Na secção de comentários é corrente a aparição de análises enviesadas aos textos apresentados e, se até ao momento não tive nenhuma ocorrência em crónicas minhas, estou certo que em breve tal acontecerá (outro atributo dos portugueses que partilho, a capacidade da previsão).
A manipulação propositada de palavras que gerem equívocos, discussões, polémicas, é muito compensadora e ajuda a gastar o tempo em que o patrão pensa ter trabalhador.

Querem um exemplo?
Ora, aqui vai: num destes dias, um dos nossos estimados comentadores anónimos concluiu que este blogue devia chamar-se "anti-blitz". (?)
No meio de uma sonora gargalhada, que assumo não ter conseguido evitar, fiquei zonzo pelos motivos estranhos da comparação, mas, não vale a pena reflectir sobre uma coisa dessas.
Conversando com o criador deste blogue, fiquei a saber que outros nomes foram considerados, embora nenhum estivesse disponível (anti-blitz, anti-tv, anti-nódoas, anti-biótico, anti-manha, anti-tússico, anti-merdas, anti-lixo)… Pensando bem, também preferia o anti-tússico. Sempre servia para tratar da tosse a alguns inúteis e a outros que, sendo úteis, não fazem nada de jeito.
As bocas servem para aquilo que servem, lançar confusão e ver se pega.
Da minha parte o digo, aqui escrevo em nome da música moderna portuguesa, daquela que gosto e daquela que detesto.
Todos os contributos críticos e atentos são válidos, mas, em jeito de prevenção… conotar a minha pena com anti-qualquer coisa é que não.

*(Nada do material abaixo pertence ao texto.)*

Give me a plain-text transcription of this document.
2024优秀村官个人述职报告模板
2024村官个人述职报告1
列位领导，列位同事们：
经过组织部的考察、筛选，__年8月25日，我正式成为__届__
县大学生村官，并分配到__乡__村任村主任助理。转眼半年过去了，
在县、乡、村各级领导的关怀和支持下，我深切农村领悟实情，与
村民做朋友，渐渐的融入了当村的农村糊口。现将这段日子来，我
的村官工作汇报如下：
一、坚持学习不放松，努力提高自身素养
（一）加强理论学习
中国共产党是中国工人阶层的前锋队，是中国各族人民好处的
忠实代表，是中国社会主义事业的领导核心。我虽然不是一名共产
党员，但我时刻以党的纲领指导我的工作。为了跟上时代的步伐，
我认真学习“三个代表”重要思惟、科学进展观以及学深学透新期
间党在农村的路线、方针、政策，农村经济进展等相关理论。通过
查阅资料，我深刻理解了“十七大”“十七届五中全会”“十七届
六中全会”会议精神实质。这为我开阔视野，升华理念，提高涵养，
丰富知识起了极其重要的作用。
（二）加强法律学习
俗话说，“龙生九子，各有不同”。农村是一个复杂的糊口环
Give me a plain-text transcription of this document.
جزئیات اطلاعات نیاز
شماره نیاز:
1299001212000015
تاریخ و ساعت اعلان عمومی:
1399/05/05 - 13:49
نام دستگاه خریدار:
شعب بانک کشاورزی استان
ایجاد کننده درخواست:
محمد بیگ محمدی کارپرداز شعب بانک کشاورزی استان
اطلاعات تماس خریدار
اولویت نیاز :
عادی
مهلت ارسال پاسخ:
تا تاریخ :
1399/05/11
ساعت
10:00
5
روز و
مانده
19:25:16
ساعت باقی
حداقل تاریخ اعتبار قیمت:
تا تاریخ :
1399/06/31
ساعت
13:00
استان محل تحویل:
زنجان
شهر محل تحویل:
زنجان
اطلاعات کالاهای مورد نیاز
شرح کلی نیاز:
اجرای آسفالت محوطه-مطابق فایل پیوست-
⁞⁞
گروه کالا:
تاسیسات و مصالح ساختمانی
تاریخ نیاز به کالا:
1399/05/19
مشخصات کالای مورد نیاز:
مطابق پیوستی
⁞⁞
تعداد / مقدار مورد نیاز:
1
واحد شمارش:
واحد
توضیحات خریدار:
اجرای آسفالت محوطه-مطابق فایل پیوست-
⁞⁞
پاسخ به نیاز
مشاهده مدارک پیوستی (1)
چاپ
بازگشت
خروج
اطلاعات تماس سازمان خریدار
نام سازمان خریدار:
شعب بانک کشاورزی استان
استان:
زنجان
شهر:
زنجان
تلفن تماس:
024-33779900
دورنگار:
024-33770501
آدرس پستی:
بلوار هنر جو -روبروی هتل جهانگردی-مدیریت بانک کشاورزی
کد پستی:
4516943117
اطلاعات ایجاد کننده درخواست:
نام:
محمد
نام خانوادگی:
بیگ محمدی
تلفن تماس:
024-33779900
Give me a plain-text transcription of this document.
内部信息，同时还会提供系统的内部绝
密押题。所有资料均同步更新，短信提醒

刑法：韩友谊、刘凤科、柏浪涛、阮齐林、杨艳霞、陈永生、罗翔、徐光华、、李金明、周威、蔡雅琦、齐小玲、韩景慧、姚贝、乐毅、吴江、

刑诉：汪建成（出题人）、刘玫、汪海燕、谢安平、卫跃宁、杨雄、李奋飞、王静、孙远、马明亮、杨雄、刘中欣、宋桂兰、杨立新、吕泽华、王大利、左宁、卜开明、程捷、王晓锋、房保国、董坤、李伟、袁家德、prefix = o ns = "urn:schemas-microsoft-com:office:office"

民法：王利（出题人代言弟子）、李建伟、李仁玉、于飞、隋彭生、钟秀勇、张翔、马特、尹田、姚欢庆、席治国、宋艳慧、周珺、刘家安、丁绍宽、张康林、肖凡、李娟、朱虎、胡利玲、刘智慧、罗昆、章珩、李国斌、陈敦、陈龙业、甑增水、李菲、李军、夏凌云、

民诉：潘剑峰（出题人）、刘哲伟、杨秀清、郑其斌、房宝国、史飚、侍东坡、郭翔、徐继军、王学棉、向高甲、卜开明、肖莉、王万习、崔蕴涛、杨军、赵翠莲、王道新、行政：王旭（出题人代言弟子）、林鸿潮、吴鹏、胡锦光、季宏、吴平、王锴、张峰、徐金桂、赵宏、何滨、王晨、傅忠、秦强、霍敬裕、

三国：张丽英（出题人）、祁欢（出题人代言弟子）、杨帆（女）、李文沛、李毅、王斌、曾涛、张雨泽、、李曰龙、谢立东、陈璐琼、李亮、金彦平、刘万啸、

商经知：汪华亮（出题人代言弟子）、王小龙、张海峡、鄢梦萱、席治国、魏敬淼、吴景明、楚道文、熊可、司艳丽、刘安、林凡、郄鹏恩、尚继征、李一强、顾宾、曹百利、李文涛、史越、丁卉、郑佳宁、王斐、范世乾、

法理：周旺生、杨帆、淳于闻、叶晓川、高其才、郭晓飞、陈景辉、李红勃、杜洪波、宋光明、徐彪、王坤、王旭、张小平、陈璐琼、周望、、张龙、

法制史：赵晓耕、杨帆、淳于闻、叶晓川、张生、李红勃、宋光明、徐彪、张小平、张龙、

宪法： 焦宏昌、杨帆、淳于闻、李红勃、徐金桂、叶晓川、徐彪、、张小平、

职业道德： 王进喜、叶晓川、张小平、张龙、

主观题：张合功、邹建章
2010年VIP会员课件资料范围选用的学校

Chegado aqui, sinto um aperto no estômago.
Se calhar preciso de um anti-ácido - é que esta semana queria escrever uma coisa “séria”.
Prometo que, no próximo mês, tentarei apresentar um texto anti-pasmaceira.
O certo é que a presente crónica nunca imaginou ser escrita.
Tal como os independentes, os neurónios portugueses são muito imprevisíveis.
Por talento, inato, são mesmo anti-neurónios.


[Como vêem o “crime” compensa… a esmagadora maioria dos comentários têm sido muito positivos, interessantes, acutilantes, e eu aqui estive a escrever sobre uma pequena minoria que aproveita o anonimato para escrever disparates. Mas, se são disparates, porque motivo os valorizamos? E de que forma a música avança neste país, se muitos dos agentes envolvidos no meio (músicos, promotores, managers, editoras, …) perdem as energias a guiar na contramão?]

28 de Janeiro de 2004, originalmente publicado no blogue "Canal Maldito".

Link para post original.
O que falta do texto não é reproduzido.